England backs Michael van Praag in Uefa presidential election
England is backing Michael van Praag in next week’s election to succeed Michel Platini as president of Uefa.football Updated: Sep 07, 2016 18:37 IST
England is backing Michael van Praag in next week’s election to succeed Michel Platini as president of Uefa.
The 68-year-old Van Praag is in a head-to-head contest with Slovenian soccer federation leader Aleksander Ceferin. Angel Maria Villar of Spain withdrew from the race on Tuesday.
English Football Association vice chairman David Gill said Wednesday that Van Praag “would be able to provide the strong and credible leadership European football requires at a crucial moment for the global game.”
The Uefa vote by 55 member federations will be Sept. 14 in Athens.
Van Praag is the “right choice to bring all aspects of the European game closer together,” said Gill, who like Van Praag is among Uefa’s vice presidents.
France and Germany have backed Ceferin, who has also attracted support in eastern Europe and Scandinavia. Poland’s federation — led by Zbigniew Boniek, a former teammate of Platini at Juventus — also came out for Ceferin on Wednesday.
Tensions between the two candidates have risen ahead of attending meetings on Thursday with voters in Copenhagen.
Responding to a Norwegian magazine’s investigation into Ceferin’s alleged alliance with Fifa President Gianni Infantino, Van Praag wrote on Twitter that Uefa did not need a “power hungry politician.”

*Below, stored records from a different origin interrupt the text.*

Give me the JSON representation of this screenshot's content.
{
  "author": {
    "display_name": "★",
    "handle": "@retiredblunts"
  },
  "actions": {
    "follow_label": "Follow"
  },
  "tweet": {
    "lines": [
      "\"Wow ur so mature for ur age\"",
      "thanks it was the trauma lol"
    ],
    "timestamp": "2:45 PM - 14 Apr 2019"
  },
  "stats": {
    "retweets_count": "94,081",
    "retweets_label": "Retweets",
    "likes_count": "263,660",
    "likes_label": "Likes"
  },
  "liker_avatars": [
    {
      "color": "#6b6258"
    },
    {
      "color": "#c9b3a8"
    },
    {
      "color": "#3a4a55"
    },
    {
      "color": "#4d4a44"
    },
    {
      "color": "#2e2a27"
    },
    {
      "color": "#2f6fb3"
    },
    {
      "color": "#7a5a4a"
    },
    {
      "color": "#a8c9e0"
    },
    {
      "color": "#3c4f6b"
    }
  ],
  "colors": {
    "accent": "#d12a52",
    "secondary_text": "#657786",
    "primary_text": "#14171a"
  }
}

Denmark’s federation, which hosts the candidates on Thursday, had welcomed Ceferin’s candidacy in June in a joint letter with regional neighbors Sweden, Finland and Norway. The four nations are also preparing a co-hosting bid for the 2024 European Championship.
Still, the Danish federation and national league made a joint statement Wednesday that they also want to discuss Uefa’s recently agreed changes to the Champions League for the 2018-21 seasons.
The deal guarantees more entries and tens of millions of dollars in prize money to clubs from the top four-ranked leagues — currently Spain, Germany, England and Italy — at the expense of mid-ranked countries like Denmark.
The Danish soccer bodies said they shared “great dissatisfaction with the process.”
“The process was wrong, the result is wrong,” Danish league CEO Claus Thomsen said. “A fundamental change of the format has been rushed through Uefa and the ECA (European Club Association) even though a new Uefa President will be elected in a week’s time and even though there are no publicly elected leadership in Uefa.”
Van Praag and Ceferin both say they oppose Europe’s top clubs breaking away to form a Super League. However, Danish officials say they fear a de facto Super League created within Uefa in partnership with elite clubs.